# Job with IAT, in Abu Dhabi



## EnglishTeacher (Mar 15, 2015)

Hi, 

I am due to start teaching in Abu Dhabi August 2015. I have only just received an initial offer and am still waiting for the final contract. 

I wanted to know if anyone had any tips in terms of finding accommodation and what areas in Abu Dhabi were safest/had good quality housing? The school I have an offer at is located in Mohammed Bin Zayed City. How practical is it to think that we can take public transport to work on a daily basis initially? 

Any help would be appreciated.


----------



## rsinner (Feb 3, 2009)

Will the school not provide housing? Most of them do.
Public transport connectivity is not good at all locations (and seeing the link below i realise there may be nothing in MBZ). 
Abu Dhabi Region Bus Services
You may have to use taxis, but taxis may not be that easy to get hold of in MBZ.


----------



## EnglishTeacher (Mar 15, 2015)

No the school are giving housing allowance instead. 
Yeah I can see that. Do you live out there? 
What areas would you say are safest/closest to local amenities? 

How practical is hiring/buying a second hand car?


----------



## Deefor (May 29, 2011)

There is a live thread on car hire - something small you're looking at around 17-1800aed a month and hertz often have deals for teachers. MBZ is an 'upcoming' area and probably not a first choice for many at the moment....
Won't your school put you in a hotel for the first month or so to allow you to find somewhere close to your colleagues? You don't want to be somewhere when most people are somewhere else.


----------



## Jameel137 (Apr 10, 2015)

Hi

I've been offered a position at the IAT Abu Dhabi campus. I accepted the initial offer at the end of February but yet still haven't had a contract through... Any idea how long it takes?? Do I have anything to worry about?? Getting anxious as my current school in the uk need my notice..


----------



## Paul Garcia (Apr 11, 2015)

I believe that the school year will start on mid August. We are in the same boat. Accepted the initial offer on early March and still waiting for the final contract. I am here in Saudi and I believe things don't happen that quickly in GCC countries but they will definitely process everything. Since the school year ends in June, I think we should expect that final contract this May or early June.


----------



## Jameel137 (Apr 10, 2015)

Cheers Paul,

My problem is handing notice at my current school. On one hand IAT has said don't resign until you receive the contract but at the same time they have said I'm guaranteed a position in Abu Dhabi so very confusing... Also struggling with kids schools. :-(


----------



## Paul Garcia (Apr 11, 2015)

Hello,

My problem also. I'm really hoping they would send the formal contract early to us. I think I have received the same e-mail informing not to resign but they have said the assigned campus. In my case, I would be assigned in Madinat Zayed.


----------



## Jameel137 (Apr 10, 2015)

Yes same here... Fingers crossed all goes well. Who were you recruited by?
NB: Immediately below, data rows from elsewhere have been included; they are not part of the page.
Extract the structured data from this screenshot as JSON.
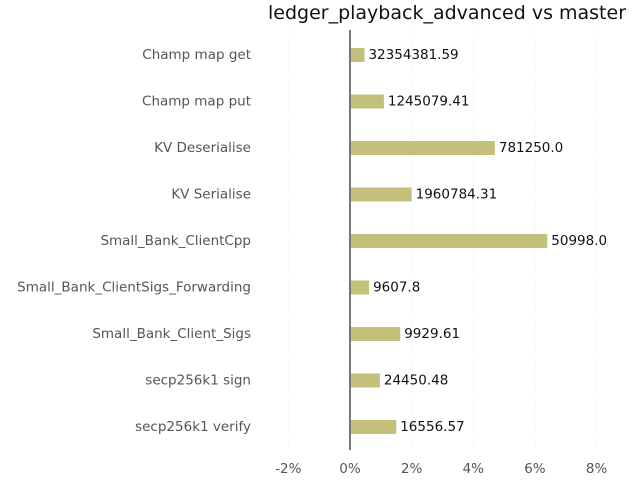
{
  "chart_data": {
    "type": "bar",
    "orientation": "horizontal",
    "title": "ledger_playback_advanced vs master",
    "xlabel": "",
    "ylabel": "",
    "categories": [
      "Champ map get",
      "Champ map put",
      "KV Deserialise",
      "KV Serialise",
      "Small_Bank_ClientCpp",
      "Small_Bank_ClientSigs_Forwarding",
      "Small_Bank_Client_Sigs",
      "secp256k1 sign",
      "secp256k1 verify"
    ],
    "values": [
      0.47,
      1.1,
      4.7,
      2.0,
      6.4,
      0.62,
      1.63,
      0.97,
      1.5
    ],
    "data_labels": [
      "32354381.59",
      "1245079.41",
      "781250.0",
      "1960784.31",
      "50998.0",
      "9607.8",
      "9929.61",
      "24450.48",
      "16556.57"
    ],
    "xlim": [
      -2.4,
      8.5
    ],
    "xticks": [
      -2,
      0,
      2,
      4,
      6,
      8
    ],
    "xtick_labels": [
      "-2%",
      "0%",
      "2%",
      "4%",
      "6%",
      "8%"
    ],
    "grid": "vertical, faint",
    "legend": "none",
    "colors": {
      "bar": "#c4bf7a",
      "zero_line": "#777777",
      "grid": "#eeeeee"
    }
  }
}
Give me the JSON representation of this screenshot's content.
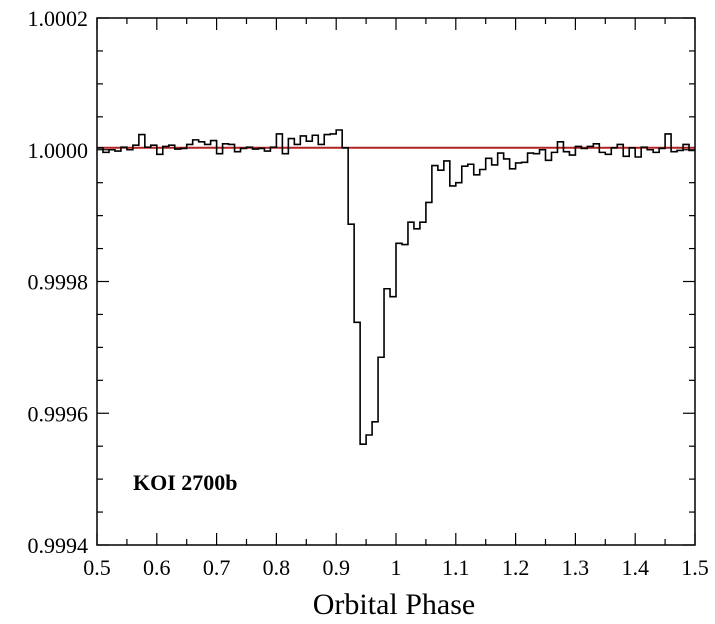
{
  "chart_data": {
    "type": "line",
    "style": "step",
    "title": "",
    "xlabel": "Orbital Phase",
    "ylabel": "",
    "xlim": [
      0.5,
      1.5
    ],
    "ylim": [
      0.9994,
      1.0002
    ],
    "x_ticks": [
      0.5,
      0.6,
      0.7,
      0.8,
      0.9,
      1.0,
      1.1,
      1.2,
      1.3,
      1.4,
      1.5
    ],
    "x_tick_labels": [
      "0.5",
      "0.6",
      "0.7",
      "0.8",
      "0.9",
      "1",
      "1.1",
      "1.2",
      "1.3",
      "1.4",
      "1.5"
    ],
    "y_ticks": [
      0.9994,
      0.9996,
      0.9998,
      1.0,
      1.0002
    ],
    "y_tick_labels": [
      "0.9994",
      "0.9996",
      "0.9998",
      "1.0000",
      "1.0002"
    ],
    "y_minor_step": 5e-05,
    "x_minor_step": 0.05,
    "grid": false,
    "annotation": "KOI 2700b",
    "annotation_location": "lower-left",
    "reference_line": {
      "y": 1.000003,
      "color": "#b22222"
    },
    "series": [
      {
        "color": "#000000",
        "bin_width": 0.01,
        "x": [
          0.5,
          0.51,
          0.52,
          0.53,
          0.54,
          0.55,
          0.56,
          0.57,
          0.58,
          0.59,
          0.6,
          0.61,
          0.62,
          0.63,
          0.64,
          0.65,
          0.66,
          0.67,
          0.68,
          0.69,
          0.7,
          0.71,
          0.72,
          0.73,
          0.74,
          0.75,
          0.76,
          0.77,
          0.78,
          0.79,
          0.8,
          0.81,
          0.82,
          0.83,
          0.84,
          0.85,
          0.86,
          0.87,
          0.88,
          0.89,
          0.9,
          0.91,
          0.92,
          0.93,
          0.94,
          0.95,
          0.96,
          0.97,
          0.98,
          0.99,
          1.0,
          1.01,
          1.02,
          1.03,
          1.04,
          1.05,
          1.06,
          1.07,
          1.08,
          1.09,
          1.1,
          1.11,
          1.12,
          1.13,
          1.14,
          1.15,
          1.16,
          1.17,
          1.18,
          1.19,
          1.2,
          1.21,
          1.22,
          1.23,
          1.24,
          1.25,
          1.26,
          1.27,
          1.28,
          1.29,
          1.3,
          1.31,
          1.32,
          1.33,
          1.34,
          1.35,
          1.36,
          1.37,
          1.38,
          1.39,
          1.4,
          1.41,
          1.42,
          1.43,
          1.44,
          1.45,
          1.46,
          1.47,
          1.48,
          1.49
        ],
        "y": [
          1.000003,
          0.999996,
          1.0,
          0.999998,
          1.000004,
          1.0,
          1.000007,
          1.000023,
          1.000004,
          1.000007,
          0.999993,
          1.000005,
          1.000007,
          1.000001,
          1.000002,
          1.000008,
          1.000015,
          1.000012,
          1.000008,
          1.000014,
          0.999994,
          1.000009,
          1.000008,
          0.999997,
          1.000002,
          1.000004,
          1.000001,
          1.000002,
          0.999998,
          1.000004,
          1.000024,
          0.999994,
          1.000017,
          1.000008,
          1.000021,
          1.000013,
          1.000022,
          1.000008,
          1.000023,
          1.000024,
          1.00003,
          1.000003,
          0.999887,
          0.999738,
          0.999553,
          0.999567,
          0.999587,
          0.999685,
          0.999789,
          0.999777,
          0.999858,
          0.999856,
          0.99989,
          0.99988,
          0.99989,
          0.99992,
          0.999976,
          0.999969,
          0.999983,
          0.999945,
          0.99995,
          0.999975,
          0.999978,
          0.999962,
          0.99997,
          0.999987,
          0.999977,
          0.999995,
          0.999986,
          0.999971,
          0.99998,
          0.999981,
          0.999995,
          0.999994,
          1.0,
          0.999984,
          0.999996,
          1.000012,
          0.999997,
          0.999992,
          1.000005,
          1.000002,
          1.000005,
          1.000009,
          0.999996,
          0.999993,
          1.000003,
          1.000008,
          0.99999,
          1.000003,
          0.999989,
          1.000004,
          1.0,
          0.999996,
          1.000002,
          1.000024,
          0.999997,
          0.999999,
          1.000008,
          0.999999
        ]
      }
    ]
  }
}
I was recruited by an agency called intelligent partners... They said I should receive the contract early April and speaking to them last week they said it should b with them within the week, but nothing so far


----------



## Paul Garcia (Apr 11, 2015)

I was recruited by international teacher plus. I tried to talk to some Filipino lecturers who are already working in IAT Fatima College and they informed me that they have waited for at least a month before receiving the final contract. As far as I remember the agent of the recruitment agency also told me that there would be a spring vacation within this month and the start of their classes there is today. I think it contributed to the processing of our documents.


----------



## Jameel137 (Apr 10, 2015)

Anyone received a contract from IAT yet?


----------



## Paul Garcia (Apr 11, 2015)

Updated my agency, no news so far as to the final contract


----------



## MrsConnolly (Mar 1, 2016)

Jameel137 said:


> Cheers Paul,
> 
> My problem is handing notice at my current school. On one hand IAT has said don't resign until you receive the contract but at the same time they have said I'm guaranteed a position in Abu Dhabi so very confusing... Also struggling with kids schools. :-(


Hi
I am just wondering how you got on after this? I am also hoping to make the move in August with my 3 kids! Any info at all would be greatly appreciated!


----------